Cdt*y(3)) + (We/6)*y(1)*y(1)*(y(2)*DY(2) + y(3)*DY(3)) + ...
(We/Re)*K*(Red)*Utot*Utot/y(2);
end
%Axial Droplet Velocity
DY(2) = -(3/4)*rhos*(Cdz/y(1))*Utot*(1 - y(4)/y(2));
%Tangential Droplet Velocity
DY(3) = -(3/4)*rhos*(Cdt/y(1))*Utot*(y(3)/y(2));
%Axial Gas Velocity
DY(4) = (3/8)*((ts - ts^2)/(z^2))*(cos(theta)/(tan(theta)^2))*...
(Cdz/y(1))*(Utot/y(4))*(1 - y(4)/y(2)) - y(4)/z;
end
end
Where the function "dragcof" is given by the following:
function Cd = dragcof(Re)
if(Re <= 0.01)
Cd = (0.1875) + (24.0/Re);
elseif(Re > 0.01 && Re <= 260.0)
Cd = (24.0/Re)*(1.0 + 0.1315*Re^(0.32 - 0.05*log10(Re)));
else
Cd = (24.0/Re)*(1.0 + 0.1935*Re^0.6305);
end
end
This is because derivatives that are computed using if-statements, modulus operations (abs()), or things like unit step functions, dirac delta's, etc., will introduce discontinuities in the value of the solution or its derivative(s), resulting in kinks, jumps, inflection points, etc.
This implies the solution to the ODE has a complete change in behavior at the relevant times. What variable step integrators will do is
detect this
recognize that they won't be able to use information directly beyond the "problem point"
decrease the step, and repeat from the top, until the problem point satisfies the accuracy demands
Therefore, there will be many failed steps and reductions in step size near the problem points, negatively affecting the overall integration time.
Variable step integrators will continue to produce good results, however. Constant step integrators are not a good remedy for this sort of problem, since they are not able to detect such problems in the first place (there's no error estimation).

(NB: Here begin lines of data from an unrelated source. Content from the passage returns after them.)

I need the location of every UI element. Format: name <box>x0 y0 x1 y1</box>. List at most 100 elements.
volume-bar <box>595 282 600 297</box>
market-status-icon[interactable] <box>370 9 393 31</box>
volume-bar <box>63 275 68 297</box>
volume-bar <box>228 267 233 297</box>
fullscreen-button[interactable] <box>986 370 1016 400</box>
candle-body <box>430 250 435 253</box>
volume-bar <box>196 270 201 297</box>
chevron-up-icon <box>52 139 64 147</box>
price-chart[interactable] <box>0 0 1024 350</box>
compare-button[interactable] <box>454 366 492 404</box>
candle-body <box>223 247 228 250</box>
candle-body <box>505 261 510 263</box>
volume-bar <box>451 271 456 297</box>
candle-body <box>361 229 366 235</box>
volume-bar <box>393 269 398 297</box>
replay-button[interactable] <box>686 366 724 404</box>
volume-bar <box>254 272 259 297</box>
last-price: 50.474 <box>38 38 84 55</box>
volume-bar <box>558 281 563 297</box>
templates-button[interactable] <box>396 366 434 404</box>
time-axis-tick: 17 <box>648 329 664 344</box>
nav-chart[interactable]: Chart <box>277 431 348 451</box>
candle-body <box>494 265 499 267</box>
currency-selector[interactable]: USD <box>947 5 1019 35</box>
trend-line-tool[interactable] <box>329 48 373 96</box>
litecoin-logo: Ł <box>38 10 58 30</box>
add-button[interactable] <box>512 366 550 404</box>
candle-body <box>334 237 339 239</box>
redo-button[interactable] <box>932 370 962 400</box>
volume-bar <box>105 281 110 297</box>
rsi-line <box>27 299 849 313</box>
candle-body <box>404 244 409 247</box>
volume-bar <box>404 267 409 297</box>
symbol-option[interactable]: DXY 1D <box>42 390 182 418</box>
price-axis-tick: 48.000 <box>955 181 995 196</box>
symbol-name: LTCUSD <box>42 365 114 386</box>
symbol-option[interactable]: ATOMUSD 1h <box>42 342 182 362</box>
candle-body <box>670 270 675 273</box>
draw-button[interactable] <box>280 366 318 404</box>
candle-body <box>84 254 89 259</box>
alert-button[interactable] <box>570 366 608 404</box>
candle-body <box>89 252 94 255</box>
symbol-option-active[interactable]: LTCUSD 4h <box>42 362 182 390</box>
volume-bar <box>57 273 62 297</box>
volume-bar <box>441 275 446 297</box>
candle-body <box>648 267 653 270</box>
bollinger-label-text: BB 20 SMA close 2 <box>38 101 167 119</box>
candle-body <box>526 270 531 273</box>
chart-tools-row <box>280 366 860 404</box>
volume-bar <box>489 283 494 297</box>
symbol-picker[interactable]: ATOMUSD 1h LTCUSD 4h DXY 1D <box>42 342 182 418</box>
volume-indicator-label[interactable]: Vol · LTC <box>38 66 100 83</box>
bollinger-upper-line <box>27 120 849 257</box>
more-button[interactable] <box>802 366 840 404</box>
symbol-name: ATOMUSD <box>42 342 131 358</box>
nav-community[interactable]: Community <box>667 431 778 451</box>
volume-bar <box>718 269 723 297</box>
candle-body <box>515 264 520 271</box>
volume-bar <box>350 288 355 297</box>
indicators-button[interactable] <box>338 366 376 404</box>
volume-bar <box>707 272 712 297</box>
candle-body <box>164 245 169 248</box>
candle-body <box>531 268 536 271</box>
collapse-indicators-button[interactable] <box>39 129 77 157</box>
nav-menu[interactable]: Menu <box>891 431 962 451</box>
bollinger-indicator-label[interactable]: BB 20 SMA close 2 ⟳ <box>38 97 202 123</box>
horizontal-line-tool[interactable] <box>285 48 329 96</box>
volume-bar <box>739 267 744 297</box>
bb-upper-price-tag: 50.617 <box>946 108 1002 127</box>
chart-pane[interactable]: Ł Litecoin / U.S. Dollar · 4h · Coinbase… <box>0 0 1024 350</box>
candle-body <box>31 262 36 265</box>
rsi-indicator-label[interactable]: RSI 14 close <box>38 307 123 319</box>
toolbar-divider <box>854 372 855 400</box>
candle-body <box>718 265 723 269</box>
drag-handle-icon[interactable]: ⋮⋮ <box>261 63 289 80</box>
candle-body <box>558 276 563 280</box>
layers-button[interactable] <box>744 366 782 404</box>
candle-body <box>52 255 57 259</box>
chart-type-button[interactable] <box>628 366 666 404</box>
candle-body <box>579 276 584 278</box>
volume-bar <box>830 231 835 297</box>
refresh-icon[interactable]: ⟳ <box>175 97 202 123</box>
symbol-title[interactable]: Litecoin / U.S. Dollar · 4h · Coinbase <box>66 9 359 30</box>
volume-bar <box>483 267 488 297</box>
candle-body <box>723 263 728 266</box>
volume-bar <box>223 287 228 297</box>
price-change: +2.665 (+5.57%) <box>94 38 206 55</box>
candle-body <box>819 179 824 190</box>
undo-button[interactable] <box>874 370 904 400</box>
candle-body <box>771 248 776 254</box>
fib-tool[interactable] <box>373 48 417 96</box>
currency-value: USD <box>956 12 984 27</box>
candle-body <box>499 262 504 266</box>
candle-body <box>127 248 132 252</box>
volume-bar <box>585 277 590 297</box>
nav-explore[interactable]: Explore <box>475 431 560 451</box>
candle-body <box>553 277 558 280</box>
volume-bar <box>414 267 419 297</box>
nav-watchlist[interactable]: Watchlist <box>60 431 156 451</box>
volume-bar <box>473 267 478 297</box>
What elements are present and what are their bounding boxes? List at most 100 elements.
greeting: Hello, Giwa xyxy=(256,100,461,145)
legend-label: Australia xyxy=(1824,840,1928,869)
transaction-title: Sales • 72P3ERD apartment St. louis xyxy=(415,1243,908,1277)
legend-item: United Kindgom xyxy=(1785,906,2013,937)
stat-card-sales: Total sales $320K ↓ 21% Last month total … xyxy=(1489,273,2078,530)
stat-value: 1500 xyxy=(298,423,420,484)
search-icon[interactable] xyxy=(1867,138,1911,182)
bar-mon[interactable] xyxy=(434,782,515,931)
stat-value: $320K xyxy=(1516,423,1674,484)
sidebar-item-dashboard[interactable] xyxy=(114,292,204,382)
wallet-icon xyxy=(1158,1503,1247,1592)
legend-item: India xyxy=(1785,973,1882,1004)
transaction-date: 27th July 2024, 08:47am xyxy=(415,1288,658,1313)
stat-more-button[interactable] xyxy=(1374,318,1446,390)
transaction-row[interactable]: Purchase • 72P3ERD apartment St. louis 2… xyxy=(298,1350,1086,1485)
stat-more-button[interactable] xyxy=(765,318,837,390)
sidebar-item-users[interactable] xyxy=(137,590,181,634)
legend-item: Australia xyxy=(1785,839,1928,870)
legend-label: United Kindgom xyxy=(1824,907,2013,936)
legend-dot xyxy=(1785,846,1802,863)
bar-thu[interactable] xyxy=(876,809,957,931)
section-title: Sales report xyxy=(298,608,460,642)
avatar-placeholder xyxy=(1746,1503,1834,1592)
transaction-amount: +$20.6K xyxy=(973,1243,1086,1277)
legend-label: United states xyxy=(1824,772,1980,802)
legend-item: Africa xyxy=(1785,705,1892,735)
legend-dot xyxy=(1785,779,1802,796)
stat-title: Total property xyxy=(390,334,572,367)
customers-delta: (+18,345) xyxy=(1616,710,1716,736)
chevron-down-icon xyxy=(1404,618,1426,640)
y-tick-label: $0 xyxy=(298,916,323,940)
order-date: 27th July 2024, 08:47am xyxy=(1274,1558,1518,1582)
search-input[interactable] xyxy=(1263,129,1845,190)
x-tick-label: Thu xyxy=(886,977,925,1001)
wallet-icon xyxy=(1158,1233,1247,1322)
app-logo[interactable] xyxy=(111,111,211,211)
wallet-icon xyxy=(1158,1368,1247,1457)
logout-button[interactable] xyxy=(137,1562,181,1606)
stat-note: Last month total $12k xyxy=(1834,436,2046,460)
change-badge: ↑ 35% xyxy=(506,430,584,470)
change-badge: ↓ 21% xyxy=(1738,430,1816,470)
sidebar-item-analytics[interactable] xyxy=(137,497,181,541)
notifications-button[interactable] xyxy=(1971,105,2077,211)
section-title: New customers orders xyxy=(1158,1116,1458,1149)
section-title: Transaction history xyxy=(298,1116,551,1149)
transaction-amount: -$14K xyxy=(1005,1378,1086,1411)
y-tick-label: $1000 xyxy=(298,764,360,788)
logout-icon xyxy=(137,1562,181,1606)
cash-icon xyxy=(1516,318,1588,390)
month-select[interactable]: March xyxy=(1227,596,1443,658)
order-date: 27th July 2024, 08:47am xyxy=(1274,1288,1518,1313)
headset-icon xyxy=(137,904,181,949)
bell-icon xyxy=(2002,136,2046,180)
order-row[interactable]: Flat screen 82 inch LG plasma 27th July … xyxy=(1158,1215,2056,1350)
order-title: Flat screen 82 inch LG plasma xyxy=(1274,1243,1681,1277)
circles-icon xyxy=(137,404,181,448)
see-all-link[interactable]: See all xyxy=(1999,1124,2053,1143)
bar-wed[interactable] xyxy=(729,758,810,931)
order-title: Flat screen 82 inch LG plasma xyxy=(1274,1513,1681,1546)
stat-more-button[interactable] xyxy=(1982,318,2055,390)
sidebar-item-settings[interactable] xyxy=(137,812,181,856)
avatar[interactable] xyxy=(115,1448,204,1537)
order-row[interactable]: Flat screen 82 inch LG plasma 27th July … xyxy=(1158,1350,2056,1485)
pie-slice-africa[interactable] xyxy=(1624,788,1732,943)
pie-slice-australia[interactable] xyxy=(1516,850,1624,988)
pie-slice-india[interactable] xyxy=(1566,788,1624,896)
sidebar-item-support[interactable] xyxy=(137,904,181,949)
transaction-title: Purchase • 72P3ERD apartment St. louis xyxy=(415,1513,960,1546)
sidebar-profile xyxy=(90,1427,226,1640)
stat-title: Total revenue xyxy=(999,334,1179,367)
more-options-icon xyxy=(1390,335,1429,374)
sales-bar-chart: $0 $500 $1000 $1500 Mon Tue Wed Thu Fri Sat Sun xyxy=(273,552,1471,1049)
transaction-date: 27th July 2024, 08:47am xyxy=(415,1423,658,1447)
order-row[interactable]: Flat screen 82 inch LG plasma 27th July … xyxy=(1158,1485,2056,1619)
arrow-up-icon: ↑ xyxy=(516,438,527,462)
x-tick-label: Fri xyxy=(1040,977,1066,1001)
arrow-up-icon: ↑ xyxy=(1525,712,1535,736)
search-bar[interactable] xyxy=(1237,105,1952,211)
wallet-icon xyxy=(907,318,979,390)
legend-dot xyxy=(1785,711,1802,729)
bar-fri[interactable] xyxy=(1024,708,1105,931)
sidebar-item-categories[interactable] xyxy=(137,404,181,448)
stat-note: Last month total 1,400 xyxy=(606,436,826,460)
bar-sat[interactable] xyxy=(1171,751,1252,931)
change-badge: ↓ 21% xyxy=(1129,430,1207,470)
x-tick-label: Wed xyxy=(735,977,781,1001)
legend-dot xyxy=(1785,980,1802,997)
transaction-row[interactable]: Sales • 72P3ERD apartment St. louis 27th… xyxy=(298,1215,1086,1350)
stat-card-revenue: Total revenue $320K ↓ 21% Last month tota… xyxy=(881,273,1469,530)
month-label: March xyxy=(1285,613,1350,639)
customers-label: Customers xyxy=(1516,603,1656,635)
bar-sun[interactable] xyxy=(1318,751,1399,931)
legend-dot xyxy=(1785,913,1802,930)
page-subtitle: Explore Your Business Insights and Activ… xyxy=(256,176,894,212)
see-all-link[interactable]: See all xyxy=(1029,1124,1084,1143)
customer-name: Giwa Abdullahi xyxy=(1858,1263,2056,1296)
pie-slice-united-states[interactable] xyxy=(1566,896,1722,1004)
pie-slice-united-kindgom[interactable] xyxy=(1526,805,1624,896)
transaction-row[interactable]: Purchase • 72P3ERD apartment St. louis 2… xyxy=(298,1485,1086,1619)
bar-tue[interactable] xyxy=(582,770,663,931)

What you could do is simply split the problem up in multiple parts. If you know beforehand at what points in time the changes will occur, you just start a new integration for each interval, each time using the output of the previous integration as the initial value for the next one.
If you don't know beforehand where the problems will be, you could use this very nice feature in Matlab's ODE solvers called event functions (see the documentation). You let one of Matlab's solvers detect the event (change of sign in the derivative, change of condition in the if-statement, or whatever), and terminate the integration when such events are detected. Then start a new integration, starting from the last time and with initial conditions of the previous integration, as before, until the final time is reached.
There will still be a slight penalty in overall execution time this way, since Matlab will try to detect the location of the event accurately. However, it is still much better than running the integration blindly when it comes to both execution time and accuracy of the results.
Yes it is true and it happens because of your solution is not smooth enough at some points.
Assume you want to integrate. y'(t) = f(t,y). Then, what happens in f is getting integrated to become y. Thus, if in your definition of f there is
abs(), then f has a kink and y is still smooth and 1 times differentiable
if, then f has a jump and y a kink and no more differentiability
Matlab's ODE45 presumes that your solution is 5 times differentiable, and tries to ensure an accuracy of order 4. Nonsmooth points of your function are misinterpreted as stiffness what leads to small stepsizes and even to breakdowns.
What you can do: Because of the lack of smoothness you cannot expect a high accuracy anyways. Thus, ODE23 might be a better choice. In the worst case, you have to stick to first-order schemes.